Publisher: Vertigo Comic
Writer: Joshua Williamson
Artist: Jason Shawn Alexander
Release Date: 28th September, 2016
Imagine a frozen world where heat itself has become a commodity and an incurable disease runs rampant, cutting a swath through the scattered population of an Earth which is suffering through its second ice age. That’s the premise behind Frostbite, the latest offering from Vertigo Comics, a company which seems to be going through something of a renaissance in 2016, churning out bold, daring and thought-provoking books at an almost dizzying pace.
After an attention-grabbing opening (which you can experience in all its glory in the preview pages below), the issue unfolds slowly, gradually establishing the world these intriguing characters inhabit, if not necessarily the characters themselves. Williamson shows a steady hand delivering the exposition, but for the most part, there’s no escaping the fact that it initially feels like fairly formulaic, post-apocalyptic science fiction, prompting a growing sense of concern during the opening pages that the series wouldn’t manage to capitalise on its truly mouth-watering potential.
As it turns out, I needn’t have worried.
Midway through the issue, the story is given a jolt of energy and a renewed sense of purpose as the real scope of the series is unveiled.

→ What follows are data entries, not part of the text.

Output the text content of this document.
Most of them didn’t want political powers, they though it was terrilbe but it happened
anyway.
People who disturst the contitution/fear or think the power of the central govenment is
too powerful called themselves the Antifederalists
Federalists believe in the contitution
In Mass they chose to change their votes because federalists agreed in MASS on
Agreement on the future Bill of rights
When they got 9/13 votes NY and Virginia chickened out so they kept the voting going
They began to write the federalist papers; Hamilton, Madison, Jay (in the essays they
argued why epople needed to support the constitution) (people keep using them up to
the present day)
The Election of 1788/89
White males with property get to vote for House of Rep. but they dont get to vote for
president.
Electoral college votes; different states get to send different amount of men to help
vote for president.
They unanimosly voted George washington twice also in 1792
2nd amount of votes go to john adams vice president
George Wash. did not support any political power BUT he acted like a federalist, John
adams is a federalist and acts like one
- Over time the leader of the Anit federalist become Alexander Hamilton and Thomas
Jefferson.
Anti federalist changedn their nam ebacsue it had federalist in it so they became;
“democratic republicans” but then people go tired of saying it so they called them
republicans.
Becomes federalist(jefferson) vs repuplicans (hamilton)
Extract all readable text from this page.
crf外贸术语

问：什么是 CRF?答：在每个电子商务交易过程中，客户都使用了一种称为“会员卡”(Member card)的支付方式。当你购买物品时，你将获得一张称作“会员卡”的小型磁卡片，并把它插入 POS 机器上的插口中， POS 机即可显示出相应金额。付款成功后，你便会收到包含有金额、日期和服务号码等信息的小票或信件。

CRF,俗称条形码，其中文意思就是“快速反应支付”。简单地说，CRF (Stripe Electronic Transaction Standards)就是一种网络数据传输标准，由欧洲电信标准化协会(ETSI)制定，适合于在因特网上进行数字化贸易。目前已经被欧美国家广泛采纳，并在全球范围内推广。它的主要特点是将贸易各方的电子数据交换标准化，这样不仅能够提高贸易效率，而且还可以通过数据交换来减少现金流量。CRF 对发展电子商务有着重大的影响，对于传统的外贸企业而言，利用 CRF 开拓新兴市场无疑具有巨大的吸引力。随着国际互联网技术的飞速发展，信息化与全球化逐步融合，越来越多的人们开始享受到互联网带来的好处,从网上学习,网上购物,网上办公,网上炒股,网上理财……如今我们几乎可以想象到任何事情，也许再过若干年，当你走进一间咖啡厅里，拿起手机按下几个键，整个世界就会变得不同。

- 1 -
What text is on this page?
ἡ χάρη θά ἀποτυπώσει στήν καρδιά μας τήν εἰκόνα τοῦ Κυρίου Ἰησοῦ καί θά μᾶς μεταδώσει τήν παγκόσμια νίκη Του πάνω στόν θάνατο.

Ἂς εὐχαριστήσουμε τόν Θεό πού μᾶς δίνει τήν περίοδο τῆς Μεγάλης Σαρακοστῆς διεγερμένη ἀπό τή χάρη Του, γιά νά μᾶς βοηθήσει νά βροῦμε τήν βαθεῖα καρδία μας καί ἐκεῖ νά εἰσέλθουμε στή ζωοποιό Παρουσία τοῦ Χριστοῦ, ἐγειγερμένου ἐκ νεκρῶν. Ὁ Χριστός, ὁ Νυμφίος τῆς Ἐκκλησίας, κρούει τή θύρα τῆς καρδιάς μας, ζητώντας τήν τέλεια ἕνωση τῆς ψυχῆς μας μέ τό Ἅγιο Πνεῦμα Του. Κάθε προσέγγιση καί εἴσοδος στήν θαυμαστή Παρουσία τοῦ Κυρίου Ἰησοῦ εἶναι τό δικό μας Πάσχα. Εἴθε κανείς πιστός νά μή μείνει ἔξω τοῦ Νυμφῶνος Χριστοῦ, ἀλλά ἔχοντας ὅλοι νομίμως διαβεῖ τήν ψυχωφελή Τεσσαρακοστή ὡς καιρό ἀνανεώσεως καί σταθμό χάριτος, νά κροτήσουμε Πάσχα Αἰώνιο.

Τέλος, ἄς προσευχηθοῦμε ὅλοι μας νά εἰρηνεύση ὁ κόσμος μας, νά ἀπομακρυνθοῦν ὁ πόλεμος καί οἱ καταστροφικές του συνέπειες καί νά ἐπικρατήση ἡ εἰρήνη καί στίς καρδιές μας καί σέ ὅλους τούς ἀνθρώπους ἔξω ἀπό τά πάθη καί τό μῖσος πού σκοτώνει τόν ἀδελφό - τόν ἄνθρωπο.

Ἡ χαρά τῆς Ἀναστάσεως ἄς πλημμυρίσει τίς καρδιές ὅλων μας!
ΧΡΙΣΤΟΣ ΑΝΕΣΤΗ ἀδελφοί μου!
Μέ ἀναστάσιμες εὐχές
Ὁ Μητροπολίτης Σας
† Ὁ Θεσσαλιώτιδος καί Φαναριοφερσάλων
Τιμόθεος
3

Yes, there may be nods to all manner of established science fiction tropes along the way, but Williamson blends them in such a way as to keep things feeling familiar without ever seeming derivative. The main characters are suitably intriguing – if a little under-developed for the time being – and the moral dilemma (or lack thereof) of one particular character provides the lasting memory of the issue long after the reader has put the comic down.
Oh, and it definitely doesn’t hurt that the artwork here is provided by Jason Shawn Alexander, most recently seen showcasing his gifts on Image Comics series Empty Zone. Alexander taps into the gritty, worn-down nature of the fractured society with his harsh, scratchy style, and seems equally at ease with tense character moments as he is with fraught, explosive shootouts.
After a bit of a shaky start, this first issue sinks its hooks in impressively, painting a rich, vibrant picture of a world on the brink of destruction, and a population doing whatever they have to in order to survive. Williamson is always at his best when he’s allowed to gradually develop his own world, and in Frostbite, he may well have crafted one of his most impressive works to date. Raw, tense, violent and utterly chilling, Frostbite is a well-timed science fiction series with a razor-sharp edge. Highly recommended.